Un siglo de Color
Como la moda, el maquillaje es la expresión del espíritu de cada época. Aquí un paseo por las tendencias que han marcado pauta en la historia de la cosmética femenina. M.V.
El maquillaje es mucho más que una forma de realzar los rasgos: es también un reflejo de los tiempos y de la imagen que la sociedad tiene de la mujer. Estampas Temática Bella hace un recuento de lo más relevante de cada década.
20
Cejas muy finas y arqueadas, párpados oscuros, pero sobre todo una boca diminuta y bien perfilada, en forma de corazón, es el signo característico de los años locos. Las bellezas de la era del charlestón estaban descubriendo que el maquillaje no era sólo cosa de las mujeres de mala vida, sino un privilegio femenino que había que explotar al máximo.
30
Greta Garbo, Marlene Dietrich, Jean Harlow… sus rostros encarnaban la seducción y la feminidad. Estas mujeres con aires de vampiresas lucían frentes despejadas (efecto a veces conseguido a base de depilar el nacimiento del cabello) y cejas dibujadas a lápiz por encima de su línea natural; pómulos afilados como cuchillos y bocas escarlata, a menudo completadas con brillo. ¡Qué hombre no sucumbía ante sus pérfidos encantos!
40
La II guerra mundial condujo a la integración de la mujer en el mundo laboral, a falta de hombres que trabajaran en las fábricas. Y el maquillaje no podía ser más que una prolongación de aquellas amazonas industriales. Los rostros que marcaban tendencia eran decididos y seguros de sí mismos, como el de boca obstinada y cejas omnipresentes de Joan Crawford, o el de pómulos afilados y labios color escarlata de Katherine Hepburn. El look se centraba tan sólo en una boca roja.
50
El glamour a la enésima potencia. Damas impolutas e impecables, con ojos enmarcados por un negrísimo y afilado trazo de delineador, y labios perfilados al milímetro. Maquillarse no era cosa de debutantes ni de niñas, sino de mujeres hechas y derechas. En 1954, Avon llama a las puertas de Venezuela dando inicio a las operaciones de la compañía en el país.
60
Ojos de Bambi, con mirada inocente, pestañas maximizadas al infinito y boca pálida. Fue una década de rubias muy rubias, de piernas muy largas y de un espíritu colorista y desenfadado. Las modelos Twiggy y Veruscka representaban a la chica pop, con aires adolescentes y rostro aniñado.

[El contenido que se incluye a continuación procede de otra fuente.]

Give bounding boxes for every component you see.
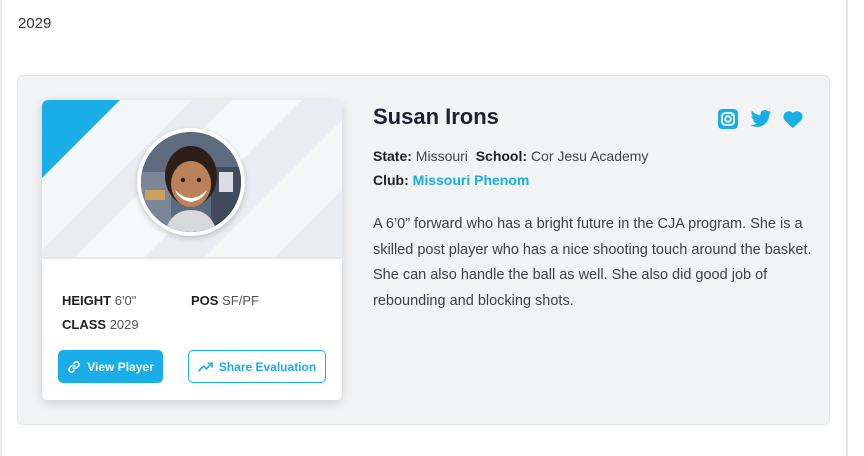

La marca Helena Rubinstein lanza al mercado venezolano labiales en tonos criollos: Níspero, Bucare, Ponsigué y Cundeamor.
70
La insinuación de una cierta naturalidad surge quizás por primera vez. Sin embargo, ésta iba acompañada de una buena dosis de maquillaje, especialmente en las mejillas, que se marcaban con colores muy intensos, en un intento de crear unos rasgos más estilizados. Fueron también tiempos de gloss y brillos.
80
Excesos en el maquillaje, el pelo, la ropa... Es tiempo de hombreras y tacones, melenas batidas y rostros dramáticos. Alexis Carrington encarnaba su vertiente más malvada, y Brooke Shields la más fresca y provocativa. Cejas muy pobladas y marcadas, bocas generosas, bronceado californiano y mucho color son signos de una década que también observó los primeros pasos de la generación de top models que marcarían los años siguientes: Cindy, Claudia, Linda, Christy, Naomi.
90
El no-color y la frescura marcaron la despedida del siglo XX. Hubo una vuelta a la naturalidad y a los tonos "desnudos", con efecto segunda piel, que
mejoraban la apariencia sin alterarla demasiado. El nuevo milenio abría múltiples posibilidades, todas bajo
la premisa de ser favorecedoras. Tras décadas de
maquillaje transformador, éste se convirtió en aliado de la mujer, gracias a los avances en el campo de la cosmética.
00
Con el nuevo milenio llega el maquillaje lúdico, que aúna tratamiento, color y sofisticación. La moda se diversifica y se convierte en mil y unas tendencias. Desde el look gótico al romántico, desde el máximo glamour hasta la naturalidad extrema… La única regla
válida pasa por encontrar un estilo propio y sobre todo, muy favorecedor.